Entender como esse processo aconteceu é importante tanto para analisar o impacto histórico das grandes pandemias quanto para proteger a saúde de pessoas e animais hoje. Afinal, nada garante que outros vírus aparentados ao sarampo não possam fazer o salto entre espécies no futuro, e o patógeno ainda mata dezenas de milhares de pessoas por ano planeta afora, em parte porque a vacinação contra ele ainda não é universal.

Para estimar com relativa precisão a época em que o vírus surgiu, a equipe coordenada por Ariane Düx e Sébastien Calvignac-Spencer teve como trunfo o mais antigo genoma do patógeno decodificado até hoje. O material genético ficou preservado no pulmão de uma menina alemã de dois anos de idade que morreu por causa da doença em 1912.


O importante é que a amostra, embora seja relativamente recente, vem de uma época em que a vacina contra o sarampo não existia (ela começou a ser usada nos anos 1960).
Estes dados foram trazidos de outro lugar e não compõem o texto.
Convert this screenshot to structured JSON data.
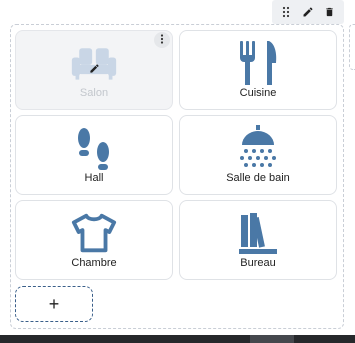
{
  "toolbar": {
    "items": [
      {
        "icon": "drag-handle-icon"
      },
      {
        "icon": "pencil-icon"
      },
      {
        "icon": "trash-icon"
      }
    ]
  },
  "tiles": [
    {
      "label": "Salon",
      "icon": "sofa-icon",
      "disabled": true
    },
    {
      "label": "Cuisine",
      "icon": "fork-knife-icon",
      "disabled": false
    },
    {
      "label": "Hall",
      "icon": "footprints-icon",
      "disabled": false
    },
    {
      "label": "Salle de bain",
      "icon": "shower-icon",
      "disabled": false
    },
    {
      "label": "Chambre",
      "icon": "tshirt-icon",
      "disabled": false
    },
    {
      "label": "Bureau",
      "icon": "books-icon",
      "disabled": false
    }
  ],
  "add_button": {
    "label": "+"
  },
  "colors": {
    "icon": "#4a78a6",
    "icon_disabled": "#c9d6e6",
    "toolbar_icon": "#333333"
  }
}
Isso significa que suas características correspondem a um tempo em que a diversidade genética do vírus era muito maior, antes que a maioria das linhagens do parasita viral fossem extintas por causa da vacinação.

É pouco provável que os cientistas consigam obter o material genético de vírus do sarampo ainda mais antigos, porque o genoma deles é feito de RNA, molécula “prima” do DNA que se desfaz com muito mais facilidade na natureza.

Apesar dessa limitação, o genoma do vírus de 1912, comparado ao de linhagens que remontam aos anos 1950 e 1960 e a vírus similares que infectam outros mamíferos, trouxe informações suficientes para reconstruir a taxa de mutações no material genético do grupo ao longo do tempo e, assim, estimar a época de origem do vírus. Grosso modo, é como contar o número de “tique-taques” de um relógio para saber quanto tempo transcorreu no total, sendo que um tique-taque desse relógio de mutações corresponde a trocas de “letras” químicas do RNA viral.

Na comparação, foram usados o vírus da peste bovina, parente mais próximo do vírus do sarampo em outras espécies, e um primo viral um pouco mais distante, o PPRV (sigla, em francês, de “vírus da peste dos pequenos ruminantes”), que afeta animais como cabras e ovelhas. Tudo indica que, ao longo do tempo, formas ancestrais desses vírus primeiro saltaram dos pequenos ruminantes para os bovinos e, por fim, dos bovinos para humanos.

“Uma razão que nos leva a propor essa ordem é que tanto o sarampo quanto a peste bovina precisam de grandes populações de hospedeiros, e acredita-se que as populações de gado alcançaram esse tamanho muito antes do que as humanas”, explicou Düx à Folha.

Além disso, diz ela, o parentesco muito mais próximo entre cabras, ovelhas e bois sugere que o contágio inicial foi entre essas espécies, para só depois chegar ao Homo sapiens, evolutivamente mais distante dos demais.

O sarampo se espalha tão rápido entre indivíduos suscetíveis (ou seja, que nunca tiveram a doença antes) que, no caso dos seres humanos, calcula-se que seja necessária uma população local de 250 mil a 500 mil pessoas para que a doença continue existindo. Do contrário, todos são infectados e ficam imunes (ou morrem) num período curto, e o vírus não tem mais para onde ir.

A pesquisa estima que a data de maior probabilidade de surgimento do vírus seria 528 a.C., dentro de um intervalo mais amplo que vai 1174 a.C. a 165 d.C. O período mais provável de origem bate com a formação dos primeiros grandes centros urbanos no Velho Mundo.

A Babilônia, no atual Iraque, tinha cerca de 200 mil habitantes por volta de 600 a.C., por exemplo, e o território de Atenas, na Grécia, abrigava uns 400 mil habitantes em 450 a.C. Antes disso, no fim da Idade do Bronze e começo da Idade do Ferro, ainda não haveria nenhum local com “massa crítica” para abrigar epidemias autossustentáveis de sarampo, estimam os pesquisadores.